Even before the enactment of Presidential PD No. 20, there were previous laws
designed to protect the low-income members of our society, namely, Republic Act Nos.
6126 and 6359 suspending the provisions of paragraph (1) of Article 1673 of the Civil
Code insofar as they refer to dwelling units or land on which another's dwelling units or
on which another's dwelling is located
Section 4 of Republic Act No. 6126 states that
The provisions of paragraph (1) of Article 1673 of the Civil Code insofar as
they refer to dwelling units or land on which another's dwelling is located
shall be suspended for the period of one year from the effectivity of this

Act; but other provisions of the Civil Code and the Rules of Court of the
Philippines on lease contracts, insofar as they are not in conflict with the
provisions of this Act, shall apply.
Section 4 of Republic Act No. 6359 reads Except when the lease is for definite period, the provisions of paragraph
(1) of Article 1673 of the Civil Code insofar as they refer to dwelling unit or
land on which another's dwelling is located shall be suspended for two
years from the effectivity of this Act; but other provisions of the Civil Code
and the Rules of Court of the Philippines on lease contracts, insofar as
they are not in conflict with the provisions of this Act, shall apply.
Sec. 4 of Republic Act No. 6359 was later amended by Presidential Decree No. 20
which changed the phrase "shall be suspended for two years from the effectivity of this
Act" to should be suspended until otherwise provided."
In the case at bar, the old and new owners of the lot had refused to receive payment of
the rent offered by petitioner who thereupon consigned the money with the Court.

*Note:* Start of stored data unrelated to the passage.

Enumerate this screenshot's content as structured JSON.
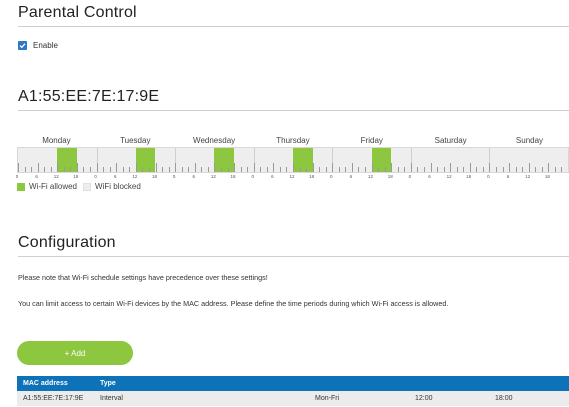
{
  "parental_control": {
    "title": "Parental Control",
    "enable_label": "Enable",
    "enabled": true
  },
  "device": {
    "mac_title": "A1:55:EE:7E:17:9E"
  },
  "schedule": {
    "days": [
      "Monday",
      "Tuesday",
      "Wednesday",
      "Thursday",
      "Friday",
      "Saturday",
      "Sunday"
    ],
    "tick_labels": [
      "0",
      "6",
      "12",
      "18"
    ],
    "allowed_days": [
      "Monday",
      "Tuesday",
      "Wednesday",
      "Thursday",
      "Friday"
    ],
    "allowed_start": "12:00",
    "allowed_end": "18:00",
    "colors": {
      "allowed": "#8dc63f",
      "blocked": "#eeeeee"
    }
  },
  "legend": {
    "allowed": "Wi-Fi allowed",
    "blocked": "WiFi blocked"
  },
  "configuration": {
    "title": "Configuration",
    "note1": "Please note that Wi-Fi schedule settings have precedence over these settings!",
    "note2": "You can limit access to certain Wi-Fi devices by the MAC address. Please define the time periods during which Wi-Fi access is allowed.",
    "add_label": "+ Add"
  },
  "table": {
    "headers": {
      "mac": "MAC address",
      "type": "Type"
    },
    "rows": [
      {
        "mac": "A1:55:EE:7E:17:9E",
        "type": "Interval",
        "days": "Mon-Fri",
        "start": "12:00",
        "end": "18:00"
      }
    ]
  },
  "colors": {
    "accent_green": "#8dc63f",
    "header_blue": "#0d72b8",
    "checkbox_blue": "#2e76c7"
  }
}
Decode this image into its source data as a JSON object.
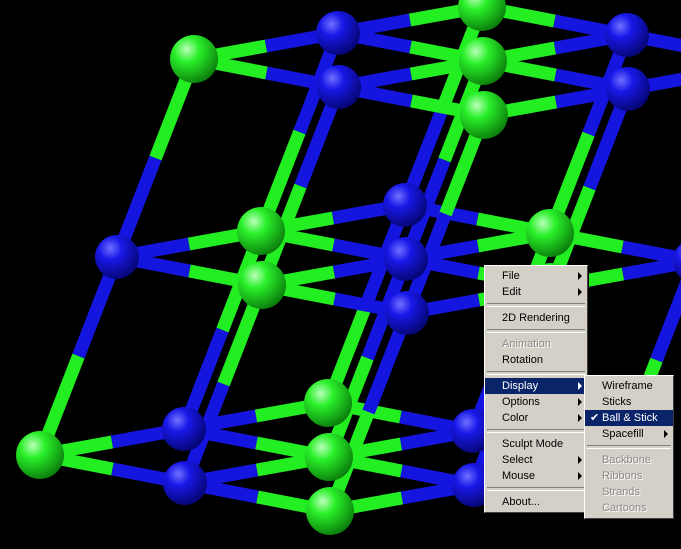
{
  "viewer": {
    "atom_colors": {
      "green": "#22ee22",
      "blue": "#1515e0",
      "background": "#000000"
    }
  },
  "context_menu": {
    "items": [
      {
        "label": "File",
        "submenu": true
      },
      {
        "label": "Edit",
        "submenu": true
      },
      {
        "label": "2D Rendering"
      },
      {
        "label": "Animation",
        "disabled": true
      },
      {
        "label": "Rotation"
      },
      {
        "label": "Display",
        "submenu": true,
        "active": true
      },
      {
        "label": "Options",
        "submenu": true
      },
      {
        "label": "Color",
        "submenu": true
      },
      {
        "label": "Sculpt Mode"
      },
      {
        "label": "Select",
        "submenu": true
      },
      {
        "label": "Mouse",
        "submenu": true
      },
      {
        "label": "About..."
      }
    ]
  },
  "display_submenu": {
    "items": [
      {
        "label": "Wireframe"
      },
      {
        "label": "Sticks"
      },
      {
        "label": "Ball & Stick",
        "checked": true,
        "active": true,
        "check_mark": "✔"
      },
      {
        "label": "Spacefill",
        "submenu": true
      },
      {
        "label": "Backbone",
        "disabled": true
      },
      {
        "label": "Ribbons",
        "disabled": true
      },
      {
        "label": "Strands",
        "disabled": true
      },
      {
        "label": "Cartoons",
        "disabled": true
      }
    ]
  }
}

The
consignation of the rentals due has the effect of payment, thereby releasing the lessee
from the obligation to pay the lessor. (Ponce de Leon vs. Santiago Syjuco, Inc., 90 Phil.
311; Art. 1256, New Civil Code).
WHEREFORE, the decision appealed from is reversed, except with respect to that
portion of the decision which authorized Antonio Mendiola to withdraw the amount of
P200.00 from the Clerk of Court of the City Court. The petitioner is, however, ordered to
pay back rentals for the period of his stay on the land at the rate of P10.00 a month,
which is not covered by the deposit. No costs. Judgment reversed.